So this was my second time that I participated in the All Arts Market. Since I knew what to expect this time, I wasn’t nearly as flustered as I was in my earlier post. If there was any tension at all that day, it came from my nine-to- five job where things were pretty hectic.
I rolled into the Neighborhood Theatre a little later than I had hoped but the setup didn’t take too long. I picked a different booth which happened to be across from the one that I had at the previous showing. It was still a pretty good spot because of the ample lighting.
Overall, the turnout was great. It was nice to see people coming out and supporting the arts community in spite of the cold snap in the weather that evening. I saw some familiar faces from the market and even some I recognized from the Ahlara Arts Fair in October.
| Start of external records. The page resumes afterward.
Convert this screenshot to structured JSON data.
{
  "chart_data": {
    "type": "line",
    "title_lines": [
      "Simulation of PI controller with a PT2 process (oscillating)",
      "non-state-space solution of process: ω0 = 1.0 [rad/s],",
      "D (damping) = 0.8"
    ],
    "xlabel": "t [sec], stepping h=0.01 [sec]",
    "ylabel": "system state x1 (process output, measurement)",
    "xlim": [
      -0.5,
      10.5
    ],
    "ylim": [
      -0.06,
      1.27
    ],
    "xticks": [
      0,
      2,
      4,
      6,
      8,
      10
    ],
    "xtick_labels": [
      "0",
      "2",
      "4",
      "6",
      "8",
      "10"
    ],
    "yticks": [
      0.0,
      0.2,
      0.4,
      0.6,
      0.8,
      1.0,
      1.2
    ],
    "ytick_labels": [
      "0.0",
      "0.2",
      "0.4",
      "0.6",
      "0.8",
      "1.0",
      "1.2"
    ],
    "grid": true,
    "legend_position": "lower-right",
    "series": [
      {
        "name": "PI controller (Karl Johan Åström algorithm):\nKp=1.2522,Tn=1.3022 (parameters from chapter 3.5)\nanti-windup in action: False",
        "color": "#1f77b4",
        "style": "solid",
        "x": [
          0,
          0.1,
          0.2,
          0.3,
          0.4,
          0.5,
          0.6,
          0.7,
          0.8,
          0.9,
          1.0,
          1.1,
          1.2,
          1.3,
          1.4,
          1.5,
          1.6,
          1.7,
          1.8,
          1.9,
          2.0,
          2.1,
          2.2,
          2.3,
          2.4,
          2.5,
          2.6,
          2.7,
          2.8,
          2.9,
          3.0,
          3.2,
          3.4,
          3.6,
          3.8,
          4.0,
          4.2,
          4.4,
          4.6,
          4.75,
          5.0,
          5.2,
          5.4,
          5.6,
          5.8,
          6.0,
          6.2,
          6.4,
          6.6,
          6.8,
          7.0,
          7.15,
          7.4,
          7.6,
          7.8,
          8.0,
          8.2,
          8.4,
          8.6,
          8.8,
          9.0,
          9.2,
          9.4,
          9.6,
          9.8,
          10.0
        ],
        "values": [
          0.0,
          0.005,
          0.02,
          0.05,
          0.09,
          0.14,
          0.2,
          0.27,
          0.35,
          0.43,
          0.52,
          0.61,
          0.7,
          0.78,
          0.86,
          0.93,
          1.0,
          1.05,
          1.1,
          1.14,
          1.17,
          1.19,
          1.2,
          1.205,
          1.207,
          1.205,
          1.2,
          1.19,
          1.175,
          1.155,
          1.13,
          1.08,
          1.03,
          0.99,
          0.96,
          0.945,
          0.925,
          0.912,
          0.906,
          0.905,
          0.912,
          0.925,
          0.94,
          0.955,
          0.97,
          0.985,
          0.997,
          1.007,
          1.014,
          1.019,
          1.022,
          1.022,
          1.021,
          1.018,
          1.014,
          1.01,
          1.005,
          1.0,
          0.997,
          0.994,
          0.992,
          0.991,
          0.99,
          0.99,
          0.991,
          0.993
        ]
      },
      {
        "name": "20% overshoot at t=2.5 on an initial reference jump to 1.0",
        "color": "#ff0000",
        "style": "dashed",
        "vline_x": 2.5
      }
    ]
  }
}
My “neighbors” who sat at a booth next to me at the market were the same ones who sat across from my sister and I at the fair. I didn’t recognize the photographer at first, but once I saw her pieces I remembered who she was. She later said the same thing to me. I guess that proves that art really can be an extension of yourself.
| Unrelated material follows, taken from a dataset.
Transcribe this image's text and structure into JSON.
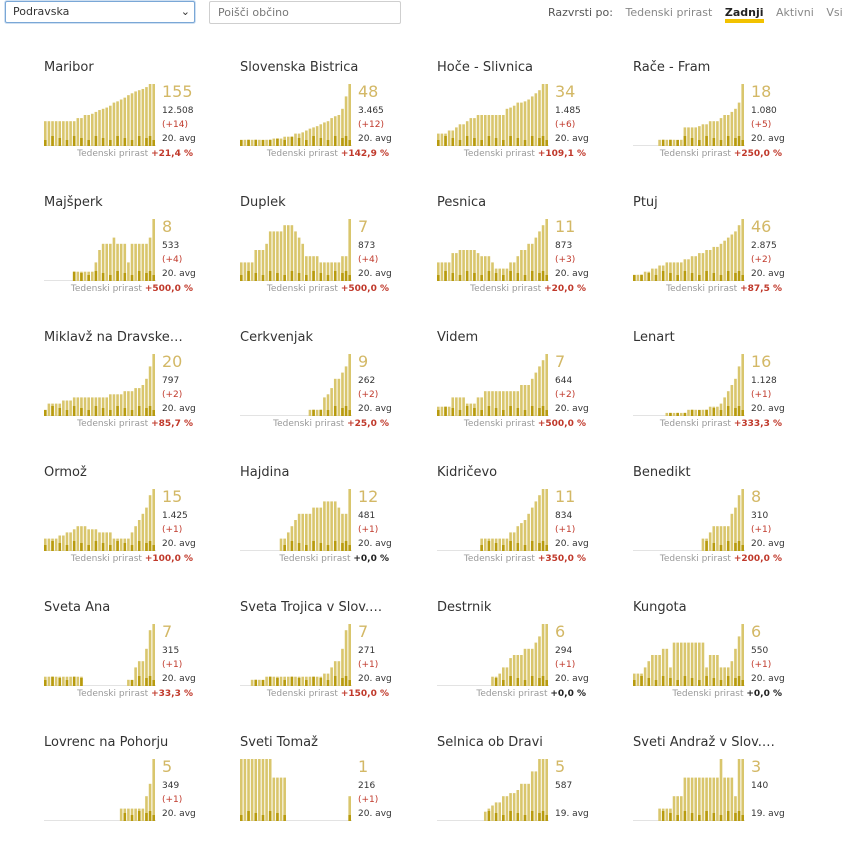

From a sales standpoint, I didn’t do too badly. While I was disappointed that I didn’t have time to create cards for my Twelve Days of Christmas series, I did make prints which worked pretty well. They were pretty well-received and “Six Geese A-Laying” was the star of the show.
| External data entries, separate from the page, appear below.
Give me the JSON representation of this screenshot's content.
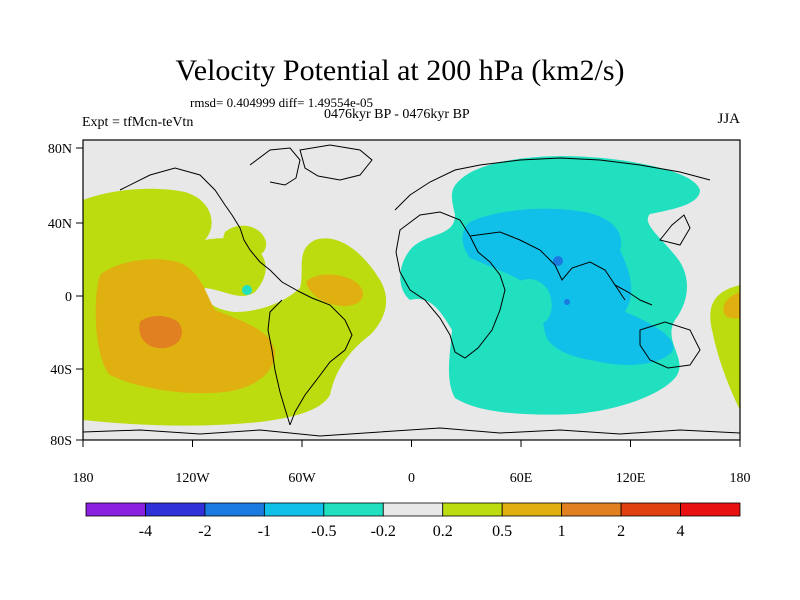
{
  "title": "Velocity Potential at 200 hPa (km2/s)",
  "stats_line": "rmsd= 0.404999 diff= 1.49554e-05",
  "period": "0476kyr BP - 0476kyr BP",
  "experiment": "Expt = tfMcn-teVtn",
  "season": "JJA",
  "map": {
    "lat_ticks": [
      "80N",
      "40N",
      "0",
      "40S",
      "80S"
    ],
    "lon_ticks": [
      "180",
      "120W",
      "60W",
      "0",
      "60E",
      "120E",
      "180"
    ],
    "background_color": "#e8e8e8"
  },
  "colorbar": {
    "colors": [
      "#8a20e0",
      "#3030d8",
      "#1a7ae0",
      "#10c0e8",
      "#20e0c0",
      "#e8e8e8",
      "#bcdc10",
      "#e0b010",
      "#e08020",
      "#e04010",
      "#e81010"
    ],
    "labels": [
      "-4",
      "-2",
      "-1",
      "-0.5",
      "-0.2",
      "0.2",
      "0.5",
      "1",
      "2",
      "4"
    ]
  }
}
Also, I learned some little lessons along the way.
1) Never underestimate the importance of choosing the correct color matting for your art.
I like colored mats a lot because they tend to they draw attention to certain colors that are already in your work. I find that I cannot resist buying them. People however, seem to gravitate towards neutral or white mats, and as much as I love color, I discovered that neutral mats sell better. They tend to be cleaner and allow your art to do the talking. Buyers are concerned about what looks good in their home and they may be overwhelmed by a brightly colored mat framing an already brightly colored work.
Sometimes though you have to just go with your gut when it comes to colors. I used a loud, royal blue mat for two “Six Geese A-Laying” prints and sold them both.
2) Making the best use of your booth space
This is something I need to improve on. I had a lot of prints but would have liked to have had more of my originals. Unfortunately they take up way too much table space. That’s where one of those wall display screens would have been very handy. I did see some artists using display screens behind their tables to hang their art. My problem ultimately would have been trying to fit those display screens into my car!
Some booths practically looked like living rooms with warm lighting and nice shelving. Next time I will lay out my table a day or two PRIOR to the next event so I know exactly what to do when I arrive.
3) Be prepared to talk about your art.
It can actually mean the difference between making a sale or not. The potential buyer needs to identify with the art in order to make the purchase. Don’t make up a bunch of flowery BS just to make the sale. If you don’t have a specific story to tell or a message behind you art, then talk about your technique or the medium that you’re using.
There were quite a few people that asked about the story behind my art and at first I felt a little weird talking about it. As an introvert, it’s a whole different ball game when you are talking to someone about it face-to-face versus writing about it. Overall what I found was that the more I talked the easier it became, and soon enough I was enjoying it.
If you think that your nerves will get the best of you, it may not be a bad idea to write down some bullet points about your work and memorize them until you get the hang of speaking about your work.
4) Manning Your Booth: Sitting Your Happy Behind Down vs. Standing Up
At the beginning I was standing a lot, mostly because like most Americans, I have a full-time job where I sit on my butt all day. I continued to do so in such manner with this almost wooden, pageantry smile on my face looking around greeting everyone that passed by. Then I got tired and sat down. That was when people started buying. Maybe by sitting down it made them more comfortable and they could enjoy their time looking at the work without someone standing or hovering over them. Whenever they had questions, they would ask me. If they had something to say about my work, they would tell me. Whether I was standing or sitting, I did make a point to speak to people even if offering nothing more than a simple, “Hello.”
Now there were other artists who were standing and interacting with people but that seemed to work if the artists were selling three dimensional pieces with a functional component. For instance, the gentleman behind me was selling these beautiful birdhouses so he was constantly on his feet talking about his technique and materials. I also think it depends on your personality as well.
5) Have Fun!
And I did, to the extent that next month I am going to do it again on December 8 and 9! I’m sure there will be more lessons to learn!